Real gross domestic product (GDP) growth for the second quarter has been revised downward from 3.3% to 2.8% — still a respectable pace. Of more importance, key sectors of the economy weakened considerably during the third quarter and the economy is entering the final quarter of the year in troublesome condition, despite recent declines in oil prices.
The housing sector continues to pull the U.S. economy downward. Housing-related weakness is progressively spreading to other sectors, and credit-market constraints are weighing on virtually all components of spending except for outlays by the federal government.
Consumer spending, accounting for about 70% of overall GDP, has been flagging badly as the special stimulus from the personal tax rebates has run out of steam, as job losses have accumulated and as wealth losses in housing and the stock market have weighed on consumer confidence/sentiment and discretionary spending.
Indeed, real disposable income has been declining in recent months and it’s now pretty clear that real personal consumption expenditures contracted in the third quarter — the first quarterly setback since 1991. Plummeting auto sales are an important part of that story.

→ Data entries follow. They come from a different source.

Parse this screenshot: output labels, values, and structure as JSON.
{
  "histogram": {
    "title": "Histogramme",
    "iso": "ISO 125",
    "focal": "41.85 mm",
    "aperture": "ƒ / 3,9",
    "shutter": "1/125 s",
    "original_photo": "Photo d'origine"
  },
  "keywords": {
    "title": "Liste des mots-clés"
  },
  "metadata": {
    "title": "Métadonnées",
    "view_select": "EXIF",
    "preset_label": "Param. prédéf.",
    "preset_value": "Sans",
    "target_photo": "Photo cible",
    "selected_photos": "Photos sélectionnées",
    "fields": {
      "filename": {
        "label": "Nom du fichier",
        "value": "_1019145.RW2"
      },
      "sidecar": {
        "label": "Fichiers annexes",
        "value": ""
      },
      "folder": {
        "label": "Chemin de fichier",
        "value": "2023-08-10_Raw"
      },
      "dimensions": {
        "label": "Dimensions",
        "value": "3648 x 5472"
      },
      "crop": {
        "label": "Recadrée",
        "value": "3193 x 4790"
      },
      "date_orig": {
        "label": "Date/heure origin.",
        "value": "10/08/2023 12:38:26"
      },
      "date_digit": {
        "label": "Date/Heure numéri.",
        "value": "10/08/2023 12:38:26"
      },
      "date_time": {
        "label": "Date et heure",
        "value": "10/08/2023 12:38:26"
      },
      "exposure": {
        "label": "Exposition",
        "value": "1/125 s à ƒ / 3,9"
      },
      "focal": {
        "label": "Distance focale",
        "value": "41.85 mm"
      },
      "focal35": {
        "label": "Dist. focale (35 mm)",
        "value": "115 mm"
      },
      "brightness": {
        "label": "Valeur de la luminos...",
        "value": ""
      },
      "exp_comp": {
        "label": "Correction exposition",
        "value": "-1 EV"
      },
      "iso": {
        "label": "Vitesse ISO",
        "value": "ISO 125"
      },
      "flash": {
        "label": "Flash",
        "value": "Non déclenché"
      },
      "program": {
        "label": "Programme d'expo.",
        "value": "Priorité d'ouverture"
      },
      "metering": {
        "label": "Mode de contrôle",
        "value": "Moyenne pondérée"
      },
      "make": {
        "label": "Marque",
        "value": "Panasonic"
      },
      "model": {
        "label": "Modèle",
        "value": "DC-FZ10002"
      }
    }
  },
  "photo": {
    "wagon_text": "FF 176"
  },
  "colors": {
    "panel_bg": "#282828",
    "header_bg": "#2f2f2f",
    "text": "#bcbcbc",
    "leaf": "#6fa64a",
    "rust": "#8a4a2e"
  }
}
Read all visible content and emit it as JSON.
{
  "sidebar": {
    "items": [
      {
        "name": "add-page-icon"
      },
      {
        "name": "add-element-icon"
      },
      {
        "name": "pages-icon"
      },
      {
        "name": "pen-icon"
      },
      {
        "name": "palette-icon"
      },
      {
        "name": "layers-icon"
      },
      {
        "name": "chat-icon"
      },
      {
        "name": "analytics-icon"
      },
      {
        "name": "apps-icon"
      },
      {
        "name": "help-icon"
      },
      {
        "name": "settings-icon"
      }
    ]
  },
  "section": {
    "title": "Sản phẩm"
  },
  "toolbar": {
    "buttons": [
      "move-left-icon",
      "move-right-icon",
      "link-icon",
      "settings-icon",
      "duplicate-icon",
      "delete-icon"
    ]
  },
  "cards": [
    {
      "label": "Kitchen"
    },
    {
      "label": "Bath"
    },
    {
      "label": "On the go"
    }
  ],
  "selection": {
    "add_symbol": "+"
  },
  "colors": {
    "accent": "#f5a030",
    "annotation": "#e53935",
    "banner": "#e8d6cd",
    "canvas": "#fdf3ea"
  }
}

The confidence of nonfarm nonresidential businesses also has been shaken badly and recent indictors point to a manufacturing sector in recession and systematic declines in commercial construction as well.
It’s now likely that nonresidential fixed investment, in total, will slip into the red zone in the third quarter of the year and that overall GDP growth will be around zero for that quarter — a percentage point below our most recent baseline forecast.